Mit unserem Heizkörperleistungs-Rechner kannst du abschätzen, wie sich die Leistung bei anderen Temperaturen verändert. Der 45-Grad-Check ist zusätzlich hilfreich, wenn du testen möchtest, wie viel Reserve für eine weitere Temperatursenkung vorhanden ist.
So lässt sich die Vorlauftemperatur oft reduzieren
- Kritische Räume identifizieren und deren Heizkörperleistung separat prüfen.
- Hydraulischen Abgleich und Volumenströme kontrollieren.
- Testen, ob 47 oder 48 °C ebenfalls ausreichen.
- Bei der Wärmepumpe nicht nur die Nennleistung, sondern Leistungs- und Effizienzdaten bei realen Bedingungen vergleichen.
Schon wenige Grad können interessant sein, weil sie für viele Stunden der Heizperiode wirken. Dabei darf die Optimierung aber nicht zulasten des Komforts gehen. Das Ziel ist die niedrigste Temperatur, mit der die benötigte Raumtemperatur sicher erreicht wird.

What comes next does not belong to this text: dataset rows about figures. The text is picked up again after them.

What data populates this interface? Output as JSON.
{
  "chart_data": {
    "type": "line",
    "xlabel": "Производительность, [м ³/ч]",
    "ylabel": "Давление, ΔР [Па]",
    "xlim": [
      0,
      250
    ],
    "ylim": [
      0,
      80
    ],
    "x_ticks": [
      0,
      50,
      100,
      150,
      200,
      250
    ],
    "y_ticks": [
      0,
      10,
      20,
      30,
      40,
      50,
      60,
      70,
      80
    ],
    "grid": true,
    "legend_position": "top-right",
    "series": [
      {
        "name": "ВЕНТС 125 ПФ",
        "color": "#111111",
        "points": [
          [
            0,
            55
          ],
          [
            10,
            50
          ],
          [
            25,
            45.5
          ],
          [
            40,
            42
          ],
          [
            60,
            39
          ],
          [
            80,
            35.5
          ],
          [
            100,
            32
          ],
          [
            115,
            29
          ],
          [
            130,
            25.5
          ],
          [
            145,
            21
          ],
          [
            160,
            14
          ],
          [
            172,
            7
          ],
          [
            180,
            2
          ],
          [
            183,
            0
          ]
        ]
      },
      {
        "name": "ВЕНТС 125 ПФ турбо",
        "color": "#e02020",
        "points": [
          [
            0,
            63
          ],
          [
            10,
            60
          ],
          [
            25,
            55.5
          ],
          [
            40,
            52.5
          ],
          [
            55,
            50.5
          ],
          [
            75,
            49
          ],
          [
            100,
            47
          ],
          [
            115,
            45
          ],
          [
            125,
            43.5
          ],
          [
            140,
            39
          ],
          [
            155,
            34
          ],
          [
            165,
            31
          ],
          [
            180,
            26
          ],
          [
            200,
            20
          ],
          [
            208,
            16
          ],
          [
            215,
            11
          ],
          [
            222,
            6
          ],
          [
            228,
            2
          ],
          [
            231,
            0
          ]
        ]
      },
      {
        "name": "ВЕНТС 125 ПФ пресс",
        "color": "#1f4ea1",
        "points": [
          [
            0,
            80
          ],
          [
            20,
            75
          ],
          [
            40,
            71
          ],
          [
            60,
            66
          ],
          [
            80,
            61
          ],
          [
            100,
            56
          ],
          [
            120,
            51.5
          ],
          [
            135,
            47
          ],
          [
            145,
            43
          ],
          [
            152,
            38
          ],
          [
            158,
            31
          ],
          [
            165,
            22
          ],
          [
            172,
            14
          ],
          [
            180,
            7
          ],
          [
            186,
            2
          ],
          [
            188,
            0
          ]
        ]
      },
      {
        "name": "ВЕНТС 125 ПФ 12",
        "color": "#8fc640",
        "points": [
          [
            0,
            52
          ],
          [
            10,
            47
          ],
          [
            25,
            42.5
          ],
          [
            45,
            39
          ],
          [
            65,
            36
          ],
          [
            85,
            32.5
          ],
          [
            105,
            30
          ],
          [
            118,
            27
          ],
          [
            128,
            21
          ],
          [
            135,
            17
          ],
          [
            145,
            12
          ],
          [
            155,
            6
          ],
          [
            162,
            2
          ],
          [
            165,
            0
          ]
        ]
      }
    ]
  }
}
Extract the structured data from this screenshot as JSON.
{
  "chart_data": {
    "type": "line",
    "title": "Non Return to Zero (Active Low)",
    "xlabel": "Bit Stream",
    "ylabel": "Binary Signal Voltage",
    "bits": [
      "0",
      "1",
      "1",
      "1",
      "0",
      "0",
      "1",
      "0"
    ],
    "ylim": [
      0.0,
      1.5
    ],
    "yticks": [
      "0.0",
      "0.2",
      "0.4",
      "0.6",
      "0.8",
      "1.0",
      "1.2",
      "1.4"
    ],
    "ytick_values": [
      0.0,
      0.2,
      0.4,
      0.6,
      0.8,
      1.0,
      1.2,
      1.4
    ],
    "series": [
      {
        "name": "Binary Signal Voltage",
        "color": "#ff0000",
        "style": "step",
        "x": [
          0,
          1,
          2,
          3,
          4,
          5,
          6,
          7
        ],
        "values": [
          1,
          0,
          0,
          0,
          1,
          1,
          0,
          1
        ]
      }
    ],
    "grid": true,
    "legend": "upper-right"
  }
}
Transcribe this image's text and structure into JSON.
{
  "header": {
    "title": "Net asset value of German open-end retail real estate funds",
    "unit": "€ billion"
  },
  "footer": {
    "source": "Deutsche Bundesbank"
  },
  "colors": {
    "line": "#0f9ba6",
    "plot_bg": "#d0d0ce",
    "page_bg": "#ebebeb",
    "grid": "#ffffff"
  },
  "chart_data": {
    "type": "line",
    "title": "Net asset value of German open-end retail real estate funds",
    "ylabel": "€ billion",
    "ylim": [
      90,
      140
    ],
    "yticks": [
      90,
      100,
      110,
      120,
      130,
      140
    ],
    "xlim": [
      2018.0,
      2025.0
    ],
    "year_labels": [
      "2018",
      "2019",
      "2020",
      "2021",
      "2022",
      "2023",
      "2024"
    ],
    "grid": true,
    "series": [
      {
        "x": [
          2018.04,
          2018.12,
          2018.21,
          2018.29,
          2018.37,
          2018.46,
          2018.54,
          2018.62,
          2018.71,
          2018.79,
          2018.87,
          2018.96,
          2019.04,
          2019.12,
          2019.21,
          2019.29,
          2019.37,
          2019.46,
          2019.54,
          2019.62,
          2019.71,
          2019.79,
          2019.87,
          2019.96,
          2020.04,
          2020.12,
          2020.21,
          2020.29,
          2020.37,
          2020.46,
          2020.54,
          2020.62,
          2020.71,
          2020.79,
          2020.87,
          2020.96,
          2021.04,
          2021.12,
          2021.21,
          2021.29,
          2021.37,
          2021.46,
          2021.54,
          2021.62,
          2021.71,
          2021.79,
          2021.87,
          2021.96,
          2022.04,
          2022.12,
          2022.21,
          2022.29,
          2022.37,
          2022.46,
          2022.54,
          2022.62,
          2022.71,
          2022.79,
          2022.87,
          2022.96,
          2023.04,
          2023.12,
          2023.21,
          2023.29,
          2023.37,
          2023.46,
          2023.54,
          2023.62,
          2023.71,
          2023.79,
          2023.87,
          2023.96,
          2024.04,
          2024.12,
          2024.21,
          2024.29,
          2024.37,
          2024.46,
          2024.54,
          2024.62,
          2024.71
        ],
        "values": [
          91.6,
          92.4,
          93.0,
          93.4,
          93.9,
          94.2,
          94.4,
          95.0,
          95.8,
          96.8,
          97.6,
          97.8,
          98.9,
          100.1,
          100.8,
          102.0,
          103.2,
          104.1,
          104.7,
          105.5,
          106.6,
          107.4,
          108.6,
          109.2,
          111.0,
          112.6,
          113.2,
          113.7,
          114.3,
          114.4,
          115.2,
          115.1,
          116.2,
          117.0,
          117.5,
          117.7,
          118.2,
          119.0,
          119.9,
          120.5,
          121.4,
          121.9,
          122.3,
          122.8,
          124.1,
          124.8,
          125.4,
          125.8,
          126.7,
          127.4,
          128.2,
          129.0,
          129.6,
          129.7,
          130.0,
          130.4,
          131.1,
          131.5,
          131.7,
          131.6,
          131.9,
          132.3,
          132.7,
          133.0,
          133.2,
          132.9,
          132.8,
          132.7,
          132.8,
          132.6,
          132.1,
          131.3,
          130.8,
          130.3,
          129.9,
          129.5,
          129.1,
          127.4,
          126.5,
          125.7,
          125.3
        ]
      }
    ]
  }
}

Was bei der Wärmepumpenauslegung zusätzlich zählt
Die Vorlauftemperatur ist nur ein Teil der Planung. Ebenso relevant sind die Gebäudeheizlast, die Modulationsgrenzen der Wärmepumpe, der notwendige Volumenstrom, die Hydraulik, Warmwasser und mögliche Sperrzeiten. Auch Schall und Aufstellung sollten früh geklärt werden.
Für einen ersten Überblick kannst du die Heizlast überschlägig berechnen und anschließend mit dem Wärmepumpen-Leistungsrechner arbeiten. Wenn du aus einer Ölheizung kommst, ist zusätzlich der Verbrauchs-Check nützlich.
| Frage | Warum sie wichtig ist |
|---|---|
| Wann werden 50 °C benötigt? | Nur am Auslegungstag oder schon bei mildem Wetter? |
| Welche Räume sind kritisch? | Einzelne Heizflächen können die gesamte Heizkurve bestimmen. |
| Wie hoch ist die Heizlast? | Sie bestimmt den Leistungsbedarf bei Kälte. |
| Welche Geräteleistung bleibt bei W50? | Nennwerte bei W35 sind nicht direkt übertragbar. |
Häufige Fragen
Sind 50 °C Vorlauf für eine Wärmepumpe zu hoch?
Nicht pauschal. 50 °C können technisch möglich sein. Entscheidend sind Außentemperatur, Dauer dieses Betriebspunkts, Gebäudelast und die Leistungsdaten des konkreten Geräts.
Kann ich von 50 °C noch weiter herunter?
Oft ja, wenn Heizflächen Reserven besitzen, hydraulische Probleme beseitigt werden oder einzelne kritische Heizkörper vergrößert werden. Das muss am Gebäude getestet werden.
Ist Fußbodenheizung notwendig?
Nein. Auch ausreichend große Heizkörper können bei einer Wärmepumpe funktionieren, wenn ihre Leistung bei der geplanten Systemtemperatur ausreicht.